On the plus side, though they'd originally quoted me six-to-eight weeks before I'd be able to start making much use of that extremity, on the follow-up X-rays taken today, the doctor couldn't even find the break any more. While this isn't so thrilling news that I'm thinking of going out dancing tonight, it's still pretty good news, especially considering that we're talking about an injury that's normally rather slow to heal at best--and I'd been extra concerned since I'd already had to re-grow much of the circulatory and nervous systems in that limb after the last time.
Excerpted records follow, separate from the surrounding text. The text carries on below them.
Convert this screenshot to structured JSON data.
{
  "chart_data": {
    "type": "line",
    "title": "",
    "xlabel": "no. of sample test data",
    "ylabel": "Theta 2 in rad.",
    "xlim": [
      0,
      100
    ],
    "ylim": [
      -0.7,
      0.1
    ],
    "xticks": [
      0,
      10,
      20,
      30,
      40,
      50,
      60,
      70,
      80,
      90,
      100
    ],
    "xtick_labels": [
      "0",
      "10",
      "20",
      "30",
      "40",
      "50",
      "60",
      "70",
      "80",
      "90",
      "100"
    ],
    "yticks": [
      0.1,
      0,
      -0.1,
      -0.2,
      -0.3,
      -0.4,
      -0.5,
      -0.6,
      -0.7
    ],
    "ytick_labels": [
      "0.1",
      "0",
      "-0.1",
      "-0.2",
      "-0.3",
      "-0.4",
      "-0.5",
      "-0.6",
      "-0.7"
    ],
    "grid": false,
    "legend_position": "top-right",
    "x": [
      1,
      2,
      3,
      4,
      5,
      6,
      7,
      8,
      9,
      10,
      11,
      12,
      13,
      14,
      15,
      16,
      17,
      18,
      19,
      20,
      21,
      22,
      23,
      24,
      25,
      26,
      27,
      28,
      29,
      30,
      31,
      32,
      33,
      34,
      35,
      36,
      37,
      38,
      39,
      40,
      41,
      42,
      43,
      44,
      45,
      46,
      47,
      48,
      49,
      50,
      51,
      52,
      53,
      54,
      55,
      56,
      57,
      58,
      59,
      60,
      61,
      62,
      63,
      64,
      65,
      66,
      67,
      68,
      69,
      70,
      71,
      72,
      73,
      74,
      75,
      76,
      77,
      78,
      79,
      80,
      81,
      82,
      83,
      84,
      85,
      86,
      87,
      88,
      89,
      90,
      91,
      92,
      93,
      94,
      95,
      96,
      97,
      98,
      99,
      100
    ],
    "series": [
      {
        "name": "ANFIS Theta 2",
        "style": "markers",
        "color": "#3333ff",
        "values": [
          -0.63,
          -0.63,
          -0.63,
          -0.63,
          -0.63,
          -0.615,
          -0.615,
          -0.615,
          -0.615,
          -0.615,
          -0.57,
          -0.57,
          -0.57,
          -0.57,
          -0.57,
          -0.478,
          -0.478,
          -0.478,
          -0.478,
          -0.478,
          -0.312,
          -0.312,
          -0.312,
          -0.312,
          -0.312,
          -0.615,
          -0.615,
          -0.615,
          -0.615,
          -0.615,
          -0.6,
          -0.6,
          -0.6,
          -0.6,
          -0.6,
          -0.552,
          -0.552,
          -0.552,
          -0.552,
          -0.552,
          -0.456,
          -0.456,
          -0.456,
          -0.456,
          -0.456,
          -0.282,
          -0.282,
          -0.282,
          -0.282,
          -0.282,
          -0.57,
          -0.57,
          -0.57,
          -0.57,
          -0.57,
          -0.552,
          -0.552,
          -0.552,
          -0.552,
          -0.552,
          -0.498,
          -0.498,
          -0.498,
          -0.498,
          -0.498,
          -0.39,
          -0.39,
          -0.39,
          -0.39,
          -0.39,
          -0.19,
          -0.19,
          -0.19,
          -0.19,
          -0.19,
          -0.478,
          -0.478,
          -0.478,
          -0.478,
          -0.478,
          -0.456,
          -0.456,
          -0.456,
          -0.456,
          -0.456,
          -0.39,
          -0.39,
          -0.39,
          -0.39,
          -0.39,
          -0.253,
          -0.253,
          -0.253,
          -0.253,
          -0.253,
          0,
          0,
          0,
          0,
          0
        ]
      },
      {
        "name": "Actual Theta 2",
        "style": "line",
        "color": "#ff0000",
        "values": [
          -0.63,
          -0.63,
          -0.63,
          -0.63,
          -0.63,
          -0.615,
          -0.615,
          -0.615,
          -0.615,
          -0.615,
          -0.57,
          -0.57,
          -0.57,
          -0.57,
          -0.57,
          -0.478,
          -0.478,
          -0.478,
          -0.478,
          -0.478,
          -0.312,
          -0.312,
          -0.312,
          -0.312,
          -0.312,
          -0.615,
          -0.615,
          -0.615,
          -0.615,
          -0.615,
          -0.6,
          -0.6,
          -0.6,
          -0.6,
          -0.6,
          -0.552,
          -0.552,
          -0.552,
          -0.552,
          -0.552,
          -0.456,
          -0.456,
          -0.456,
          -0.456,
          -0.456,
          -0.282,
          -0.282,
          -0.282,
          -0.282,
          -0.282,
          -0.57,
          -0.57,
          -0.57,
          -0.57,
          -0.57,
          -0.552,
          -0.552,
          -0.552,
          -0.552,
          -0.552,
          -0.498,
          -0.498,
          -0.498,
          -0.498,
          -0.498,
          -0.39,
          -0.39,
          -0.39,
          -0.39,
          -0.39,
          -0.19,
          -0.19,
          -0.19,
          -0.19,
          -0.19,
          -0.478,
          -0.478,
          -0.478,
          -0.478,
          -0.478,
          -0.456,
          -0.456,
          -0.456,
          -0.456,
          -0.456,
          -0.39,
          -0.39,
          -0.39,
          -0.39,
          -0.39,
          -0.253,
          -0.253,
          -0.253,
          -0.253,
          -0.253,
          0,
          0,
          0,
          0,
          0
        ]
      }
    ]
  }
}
One of the inconvenient aspects of not being a flatworm is that these things do take a bit longer--but on the plus side, at least I don't have to worry about accidentally growing back two feet on my right ankle; that would make clothes shopping a mite more difficult.

Now, speaking of things flatwormian, I feel like I must have been out-of-the-loop a little too long when it comes to invertebrate phylogeny, which is weirding me out a little. Like a lot of you, I'd been long used to thinking of taxonomical affinities in pretty much the way that Brusca and Brusca used in Invertebrates. Even if I've long harbored a sneaking feeling that arthropoda might not be monophyletic (with biramia being the odd taxon out), I was a little taken aback when poking around in the University of California Museum of Paleontology's online phylogeny exhibit [ ] where they've shuffled around nematoda to be nestled up next to arthropoda and classified annelida with mollusca.

Granted, this might be old news to a lot of you, but obviously I have a little catching up to do on metazoan systematics. But, then, no matter how unblemished my X-rays are, I might just be spending a little more time sitting in front of the computer than usual over the next few weeks anyway.